L'exploration de la fiction photographique sur le Web menée par Michel Lefebvre et Chuck Samuels dans Une mauvaise journée s'avère tout autre, bien qu'elle prenne en compte astucieusement, elle aussi, la nature de son support. Les gros plans photographiques utilisés pour narrer les mésaventures survenues, construisent un rapport duel avec le visiteur. D'une part, ce traitement de l'image signifie un rapprochement, une implication toute personnelle; d'autre part, en tant que fragment d'une situation, le gros plan contribue à occulter le contexte, comme si un dévoilement à venir était par là sous-entendu. Les photographies orchestrent ainsi un aller-retour entre la recherche d'intimité et la mise à distance, attribuant au spectateur une position complexe. Les courts énoncés qui les accompagnent, dégagent les photographies de leur caractère narratif trop immédiat, leur offrent une ouverture sémantique pour mieux les emporter dans un espace flou qui prendra tout son sens par la suite. À la fois denses et imagées, ces expressions verbales demandent elles aussi à être prises en compte, résolues. Cette zone imprécise permettra à l'empathie, comme à l'amusement, de s'installer à distance face aux mésaventures relatées en début de parcours. De façon inattendue, la série d'ennuis rencontrés par le narrateur et exposés au visiteur, se révélera progressivement sienne, lorsque s'accumuleront les problèmes de navigation éprouvés. Se trouvant devant une impasse, le visiteur ne pourra qu'avoir recours à un acte de retrait radical afin de s'extirper de l'oeuvre. Comme le signale l'horloge, figure emblématique de l'oeuvre omniprésente dans les tableaux, le parcours de chacun sera une affaire de temps. Une mauvaise journée jette ainsi un regard critique sur la frustration qu'engendre la technologie et sur l'emprise multiforme, et parfois insidieuse, qu'elle détient sur l'utilisateur.
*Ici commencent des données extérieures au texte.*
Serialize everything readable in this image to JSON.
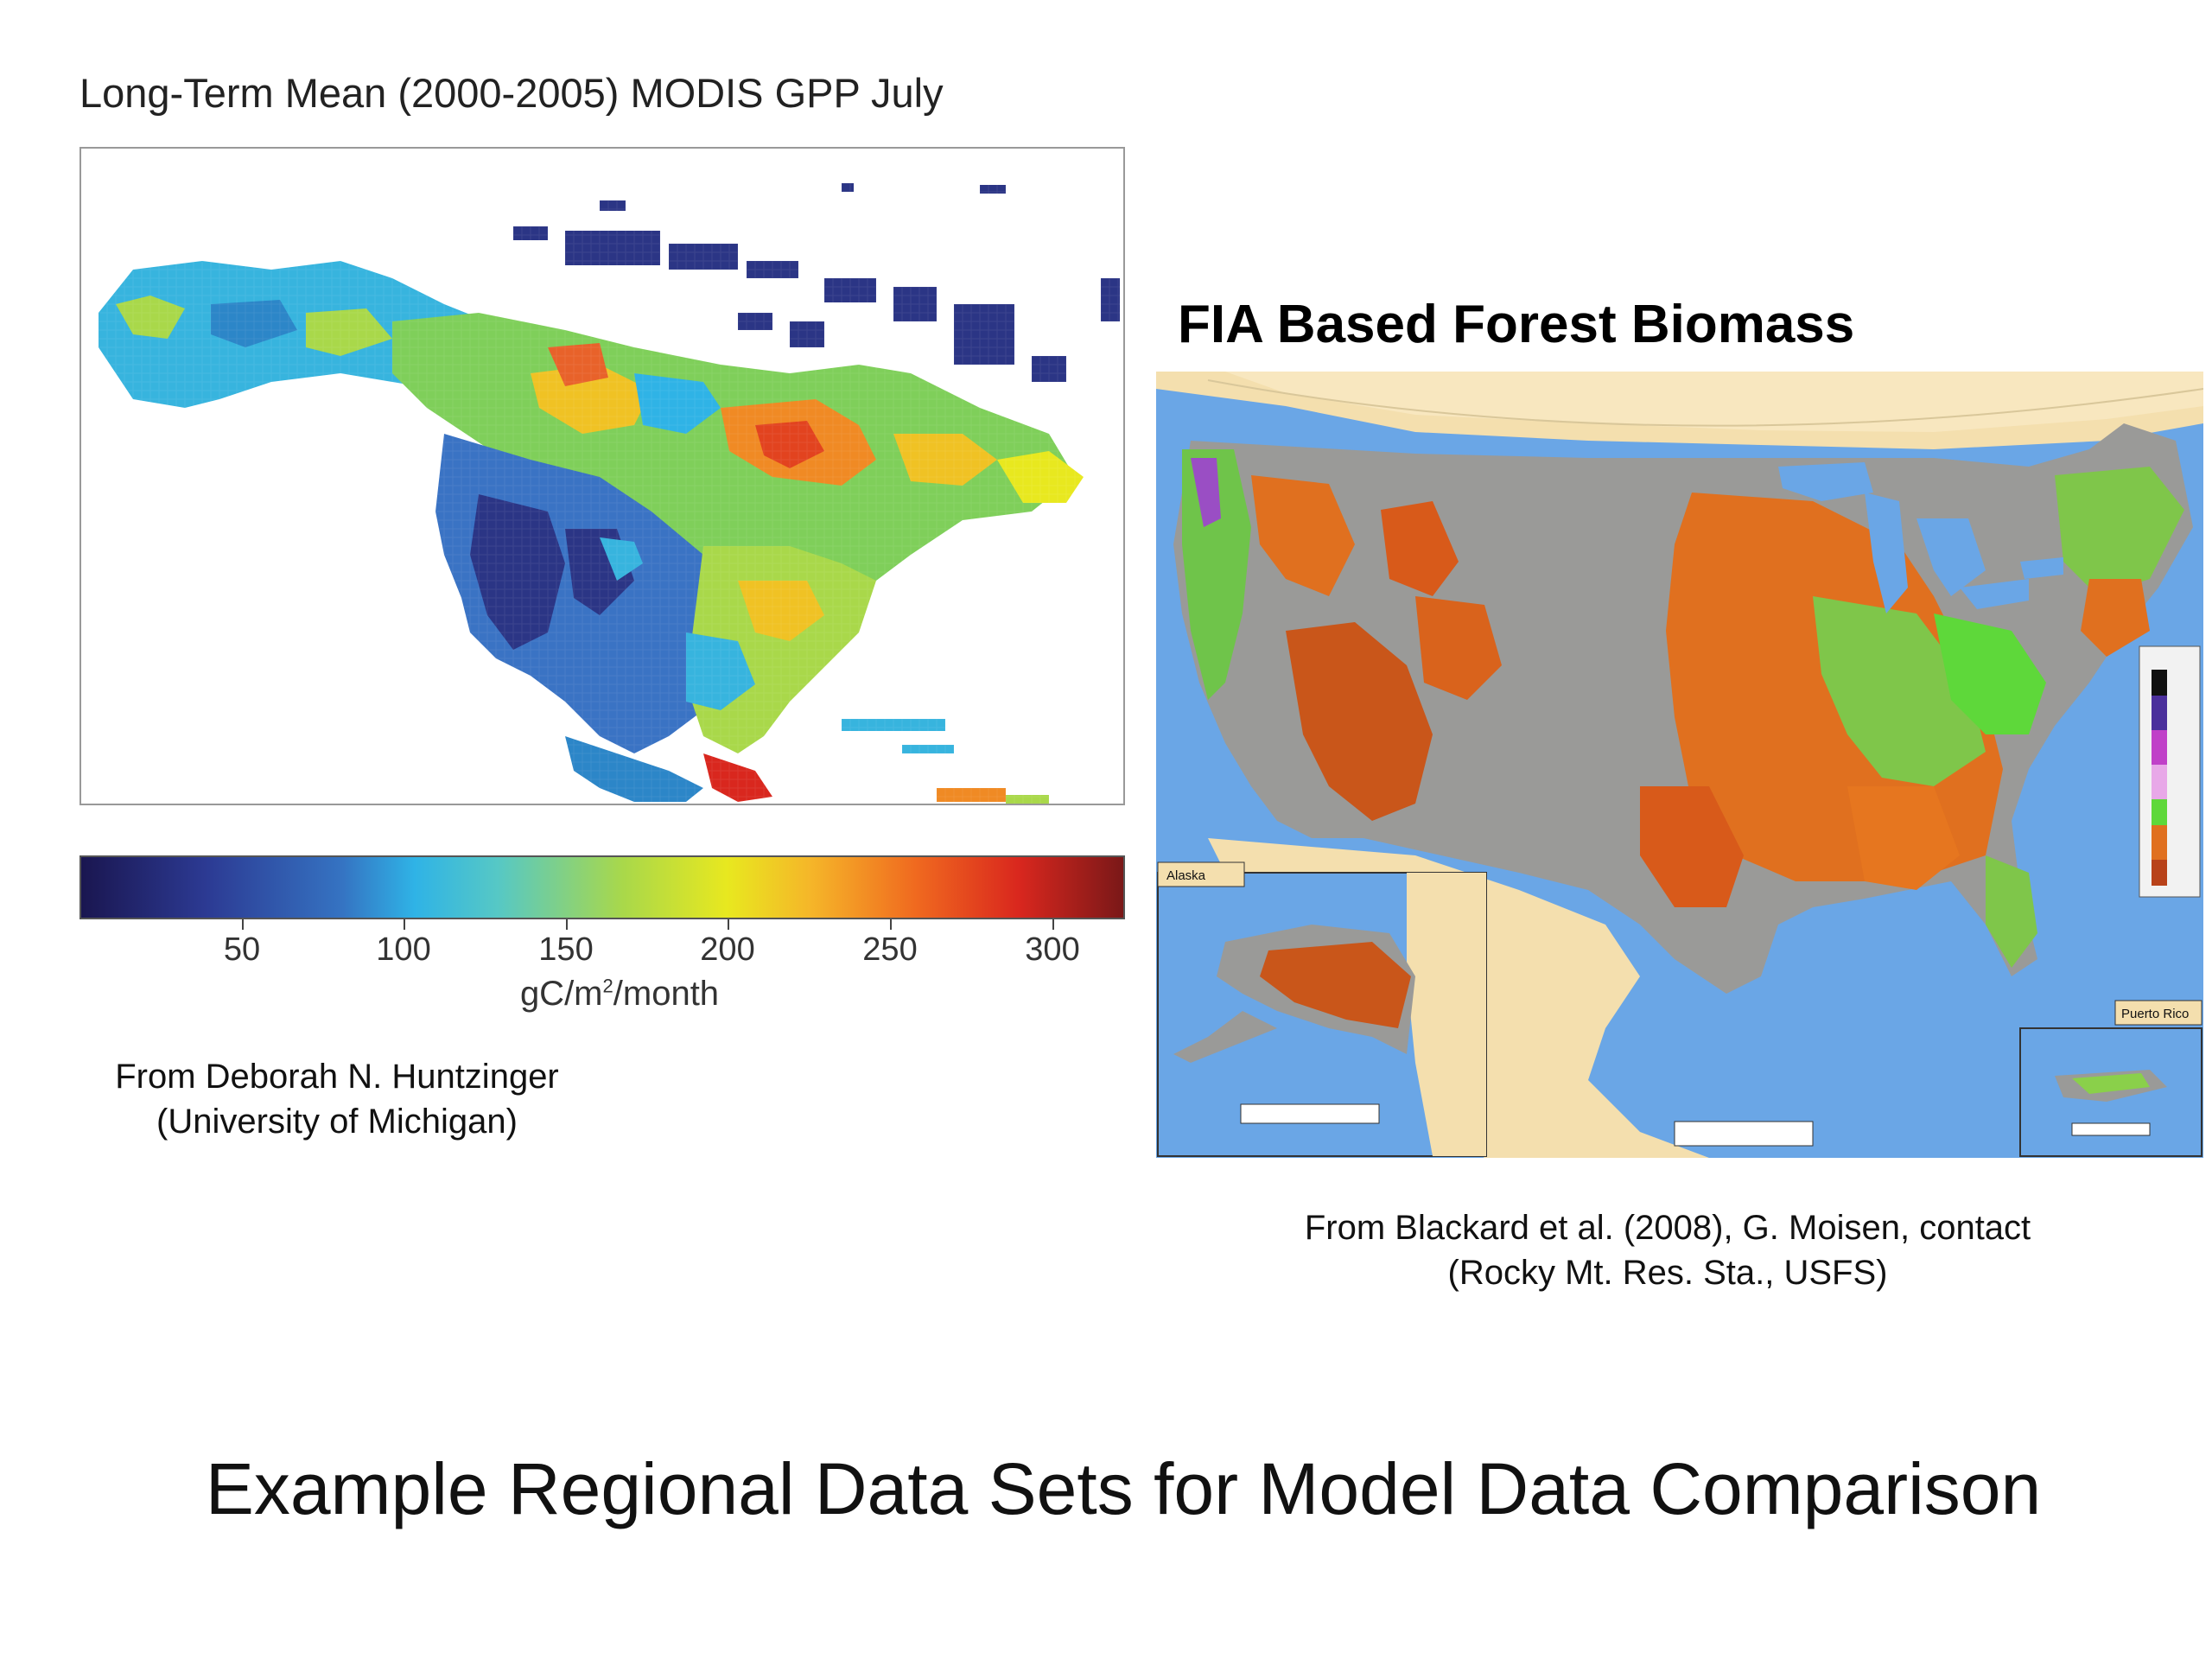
{
  "gpp_panel": {
    "title": "Long-Term Mean (2000-2005) MODIS GPP July",
    "colorbar": {
      "ticks": [
        "50",
        "100",
        "150",
        "200",
        "250",
        "300"
      ],
      "unit_prefix": "gC/m",
      "unit_sup": "2",
      "unit_suffix": "/month",
      "colors": [
        "#1a1650",
        "#2c3a93",
        "#2fb3e6",
        "#a9d84a",
        "#e8e81f",
        "#f06a1f",
        "#d9271e",
        "#7a1818"
      ]
    },
    "credit_line1": "From Deborah N. Huntzinger",
    "credit_line2": "(University of Michigan)"
  },
  "fia_panel": {
    "title": "FIA Based Forest Biomass",
    "insets": {
      "alaska": "Alaska",
      "puerto_rico": "Puerto Rico"
    },
    "credit_line1": "From Blackard et al. (2008), G. Moisen, contact",
    "credit_line2": "(Rocky Mt. Res. Sta., USFS)"
  },
  "slide_title": "Example Regional Data Sets for Model Data Comparison"
}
Dans chacun des projets réalisés pour Fixions, les artistes invités ont su relever le défi de la collaboration en produisant des oeuvres faites d'accords et d'écarts entre les textes et les images, transcendant les domaines exclusifs de la littérature et de la photographie. De plus, leurs travaux réunis ici savent prendre en compte le médium, les possibilités spécifiques de cet outil de création qu'est le Web, tout en posant un regard critique sur ce nouveau moyen de communication et ses effets. La perspicacité des oeuvres, leur engagement véritable dans le nouvel espace du Web méritent ici d'être soulignés, d'autant qu'il s'agissait, pour plusieurs des artistes impliqués, d'une première oeuvre conçue pour ce médium. Les cinq fictions photographiques réalisées pour le Web dans le cadre de Fixions montrent une grande diversité qui permet d'envisager de multiples avenues, un réel épanouissement de ce genre et qui invite à saluer ce type d'initiative.